J Vis. 2011 Feb 9;11(2):8. doi: 10.1167/11.2.8.
Although diverse, theories of visual attention generally share the notion that attention is controlled by some combination of three distinct strategies: (1) exogenous cuing from locally contrasting primitive visual features, such as abrupt onsets or color singletons (e.g., L. Itti, C. Koch, & E. Neiber, 1998), (2) endogenous gain modulation of exogenous activations, used to guide attention to task-relevant features (e.g., V. Navalpakkam & L. Itti, 2007; J. Wolfe, 1994, 2007), and (3) endogenous prediction of likely locations of interest, based on task and scene gist (e.g., A. Torralba, A. Oliva, M. Castelhano, & J. Henderson, 2006). However, little work has been done to synthesize these disparate theories. In this work, we propose a unifying conceptualization in which attention is controlled along two dimensions: the degree of task focus and the contextual scale of operation. Previously proposed strategies-and their combinations-can be viewed as instances of this one mechanism. Thus, this theory serves not as a replacement for existing models but as a means of bringing them into a coherent framework. We present an implementation of this theory and demonstrate its applicability to a wide range of attentional phenomena. The model accounts for key results in visual search with synthetic images and makes reasonable predictions for human eye movements in search tasks involving real-world images. In addition, the theory offers an unusual perspective on attention that places a fundamental emphasis on the role of experience and task-related knowledge.

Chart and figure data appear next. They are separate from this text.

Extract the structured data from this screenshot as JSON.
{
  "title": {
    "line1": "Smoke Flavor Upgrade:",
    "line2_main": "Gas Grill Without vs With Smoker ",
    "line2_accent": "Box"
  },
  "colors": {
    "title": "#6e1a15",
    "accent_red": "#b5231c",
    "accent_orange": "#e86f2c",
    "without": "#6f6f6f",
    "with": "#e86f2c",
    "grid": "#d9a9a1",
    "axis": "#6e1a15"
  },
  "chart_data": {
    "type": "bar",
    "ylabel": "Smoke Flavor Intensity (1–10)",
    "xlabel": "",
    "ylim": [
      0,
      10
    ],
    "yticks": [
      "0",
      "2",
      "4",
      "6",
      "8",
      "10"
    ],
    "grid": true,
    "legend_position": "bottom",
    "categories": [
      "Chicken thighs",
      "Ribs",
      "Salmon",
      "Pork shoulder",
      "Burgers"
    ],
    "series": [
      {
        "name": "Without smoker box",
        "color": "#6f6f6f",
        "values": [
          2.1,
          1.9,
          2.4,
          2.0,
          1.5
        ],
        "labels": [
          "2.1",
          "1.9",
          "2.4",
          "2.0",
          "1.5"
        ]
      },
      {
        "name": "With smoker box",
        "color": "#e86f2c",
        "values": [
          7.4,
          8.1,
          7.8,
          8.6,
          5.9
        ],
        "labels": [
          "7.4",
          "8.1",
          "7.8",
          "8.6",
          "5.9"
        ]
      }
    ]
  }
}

尽管视觉注意理论多种多样,但它们通常都有这样一个观点,即注意是由三种不同策略的某种组合来控制的:(1)来自局部对比的原始视觉特征的外源性线索,如突然出现或颜色单一特征(例如,L.伊提、C.科赫和E.奈伯,1998年);(2)对外源性激活的内源性增益调制,用于将注意力引导到与任务相关的特征上(例如,V.纳瓦尔帕卡姆和L.伊提,2007年;J.沃尔夫,1994年、2007年);以及(3)基于任务和场景要点的对可能感兴趣位置的内源性预测(例如,A.托拉尔巴、A.奥利瓦、M.卡斯特利亚诺和J.亨德森,2006年)。然而,将这些不同的理论进行综合的工作做得很少。在这项工作中,我们提出了一种统一的概念化方法,其中注意是沿着两个维度来控制的:任务聚焦程度和操作的上下文尺度。先前提出的策略及其组合可以被视为这一机制的实例。因此,该理论并非是对现有模型的替代,而是将它们纳入一个连贯框架的一种手段。我们展示了该理论的一种实现方式,并证明了其对广泛的注意现象的适用性。该模型解释了合成图像视觉搜索中的关键结果,并对涉及真实世界图像的搜索任务中的人眼运动做出了合理预测。此外,该理论为注意提供了一个不同寻常的视角,它将重点基本放在了经验和与任务相关的知识的作用上。